The new tool brings claim assignment, review, scoring, and tracking into one place. QA managers can finally see workload, performance, and compliance metrics without juggling files or relying on what they can remember. QA auditors no longer jump between tools. They can check out a claim, review the initial audit, and complete their assessment in one flow. The dynamic QA form supports accurate reviewing.
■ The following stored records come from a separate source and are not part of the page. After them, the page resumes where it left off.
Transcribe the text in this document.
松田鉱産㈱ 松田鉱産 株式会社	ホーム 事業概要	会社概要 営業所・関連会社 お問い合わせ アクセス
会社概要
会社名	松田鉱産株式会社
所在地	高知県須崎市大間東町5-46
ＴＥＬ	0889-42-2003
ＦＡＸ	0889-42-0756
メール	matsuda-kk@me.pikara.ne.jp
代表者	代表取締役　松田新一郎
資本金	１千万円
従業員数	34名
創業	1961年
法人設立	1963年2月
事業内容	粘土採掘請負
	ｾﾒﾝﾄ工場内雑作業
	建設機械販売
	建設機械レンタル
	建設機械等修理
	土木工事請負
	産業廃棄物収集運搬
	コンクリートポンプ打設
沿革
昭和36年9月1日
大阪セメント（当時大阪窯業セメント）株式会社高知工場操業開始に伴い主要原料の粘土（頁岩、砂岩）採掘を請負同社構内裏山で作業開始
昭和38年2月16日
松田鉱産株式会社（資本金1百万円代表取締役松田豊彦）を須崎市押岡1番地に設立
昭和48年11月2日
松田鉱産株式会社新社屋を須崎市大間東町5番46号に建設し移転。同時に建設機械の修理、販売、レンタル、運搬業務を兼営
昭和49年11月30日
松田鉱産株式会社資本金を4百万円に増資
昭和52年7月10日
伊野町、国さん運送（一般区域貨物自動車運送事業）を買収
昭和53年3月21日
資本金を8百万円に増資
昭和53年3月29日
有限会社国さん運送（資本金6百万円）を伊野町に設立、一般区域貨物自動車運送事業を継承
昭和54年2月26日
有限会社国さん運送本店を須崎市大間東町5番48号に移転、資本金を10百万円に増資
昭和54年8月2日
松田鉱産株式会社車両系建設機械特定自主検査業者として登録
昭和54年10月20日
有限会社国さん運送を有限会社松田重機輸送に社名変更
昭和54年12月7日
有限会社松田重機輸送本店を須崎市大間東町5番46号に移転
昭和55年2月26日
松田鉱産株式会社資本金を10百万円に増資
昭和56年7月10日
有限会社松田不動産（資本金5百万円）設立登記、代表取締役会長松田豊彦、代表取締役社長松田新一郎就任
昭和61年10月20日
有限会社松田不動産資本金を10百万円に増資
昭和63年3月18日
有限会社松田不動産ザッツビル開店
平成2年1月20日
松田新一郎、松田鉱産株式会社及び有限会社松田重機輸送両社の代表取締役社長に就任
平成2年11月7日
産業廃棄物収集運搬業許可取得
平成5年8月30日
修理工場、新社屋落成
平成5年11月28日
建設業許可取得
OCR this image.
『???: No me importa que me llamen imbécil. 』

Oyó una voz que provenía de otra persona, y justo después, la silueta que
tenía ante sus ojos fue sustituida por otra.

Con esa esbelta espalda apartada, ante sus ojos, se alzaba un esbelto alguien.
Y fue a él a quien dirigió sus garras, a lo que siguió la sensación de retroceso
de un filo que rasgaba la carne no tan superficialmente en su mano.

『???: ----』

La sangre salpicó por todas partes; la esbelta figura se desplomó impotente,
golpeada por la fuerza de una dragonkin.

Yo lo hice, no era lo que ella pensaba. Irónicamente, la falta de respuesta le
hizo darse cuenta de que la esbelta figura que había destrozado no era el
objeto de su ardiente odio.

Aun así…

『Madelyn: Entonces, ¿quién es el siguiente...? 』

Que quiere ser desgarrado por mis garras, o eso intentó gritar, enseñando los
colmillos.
Every decision in the redesign came from watching users navigate the old system. The result is a workflow that removes friction and gives the QA team a more dependable way to do their work.


Users
We focused on two primary personas, the QA Manager and the QA Auditor. Over the hours of observing these users, we learned most of them have been in the work for twenty or more years. They developed individual and unique workarounds to account for the fragmented nature of the current state. Understanding these circumstances helped us know that we must account for these workarounds. They have built their own task flows. We can improve their experience while accounting for these unofficial needs. Creating a more efficient way of completing their tasks, while keeping their task flows in tact. Designing within boundaries.
Information Architecture
Insights from user interviews allowed us to identify key user needs and priorities. We then created and used the sitemaps to prioritize critical task flows such as reviewing profiles, assigning claims, checking out claims, and conducting QA reviews.


Low-fidelity
We started with low-fidelity wireframes to map out how QA managers and auditors move through their most essential tasks. Keeping things simple helped us focus on what mattered: the information they need to see, the decisions they make and the steps that define a successful assignment or review. These early sketches gave us space to test ideas quickly and validate with stakeholders, before committing to detailed design.
User Flows
Before moving into detailed design, we mapped the end-to-end workflows for both QA Managers and QA Auditors. For QA Managers, one of the biggest challenges was clarifying the overlap between QA Auditor profiles and the initial production Auditor profiles. Their work, capacity, and requirements needed to be surfaced in a way that made sense at a glance. For QA Auditors, our focus was on shaping a clear, guided path through the claim checkout, review, and submission steps, reducing the ambiguity and extra steps that had been built into their existing process over time.
Mid-fidelity
Moving into mid-fidelity was the phase where structure met content, and where conversations with users and stakeholders became more concrete. Sharing these mockups helped us identify what metrics they use to understand workload, performance, and urgency at a glance. We defined what needed to be filterable, what belonged in tables, and what needed to surface immediately for decision-making. This included elements like auditor role and type, claims processed month-to-date, accuracy scores, QA percentages, and month-over-month changes.